I believed her, but I still didn’t understand. I knew in my gut that she was right. I had seen horrible things happen and amazing things come from them. There’s a reason for the cliche “one door closes and another door opens”. But, still, I didn’t see the purpose of being suddenly diagnosed with a disease that turned my world upside down. What good could come from that? How could it possibly?
Last July, I was laying in the same spot that I’m sitting right now, blasting old Taylor Swift music and sobbing about a breakup that I thought had destroyed me. I was so trapped in my own guilt and hatred for myself, I was convinced that I wouldn’t get past it.
At that point, I had succumbed to my anxiety. I was giving up completely. I thought that I had a lot to deal with. In reality, I was essentially afraid of being alone. As if that was going to kill me.
I did not believe that I was strong enough to handle a breakup, so I let it take me over.
Little did I know, my future held a lot more serious anxieties. For months after my first seizure, I had trouble sleeping in my room alone in fear of having another and not being helped. For a while, going to swim practice was terrifying because I was so afraid of drowning. Some days, I was too paranoid to leave my room unless absolutely necessary because I was afraid that if I seized in public, I would be forced to go to the hospital again. I would make it all the way to the mall parking lot and refuse to get out of the car. That was anxiety. Reasonable and warranted anxiety.
Looking back, exactly two months after having that conversation, I can honestly say that I see the good that this challenge has brought to my life. It forced me to see the difference between trivial things and serious things. It gave me the inspiration to reach and try to help others. But mostly, it forced me to develop strength that I didn’t believe I was capable of.
I didn’t believe that I was strong enough to overcome what I was faced with. I never made any conscious effort to be more resilient, simply because I didn’t think I was capable of being better than I already was. Either the sting of the breakups eventually went away or I had moved on to someone else. One day, I’d be okay again.

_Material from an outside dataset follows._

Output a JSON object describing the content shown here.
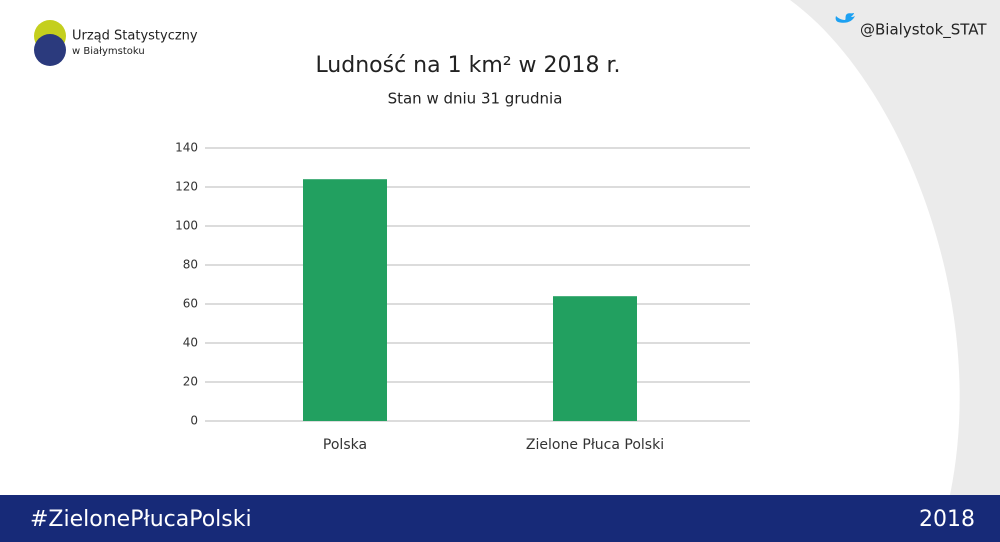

When I was first diagnosed, I had the same attitude. I thought I would be miserable forever. But suddenly it became very clear to me that epilepsy wasn’t something that would just pass. It was an incurable disease. I would be dealing with it for the rest of my life. That’s what pushed me to realize that I was going to have to fight this time. I was going to have to pick myself up and be strong enough to get through this. I still didn’t really believe that I was strong enough, but I figured that I may as well try. I decided that I was going to fight, even if it took years to come to terms with it.
I’m sitting here, writing to you from the same spot, an entirely different person than I was a year ago, eight months ago, even two months ago. I now see the reason why I had to go through this. It was so that I would be able to see my own strength.
I have a new understanding of who I am and what I am capable of. II am confident. I feel more equipped to deal with the rest of my life. I am more motivated and less afraid of what comes before me. I am able to embrace the uncertainty. That was the purpose of the darkness.
I’m still not sure why that beautiful young girl had to die. But I really believe that someday, we will know. Something good will come from that tragic, horrible thing that happened. I have to believe that there is an underlying purpose to the horrible things that happen. Maybe for you, that belief lies in your faith or religion. Regardless, I hope that you find your reason for experiencing what you have suffered through. Believe that what ails you now is preparing you for something that is to come.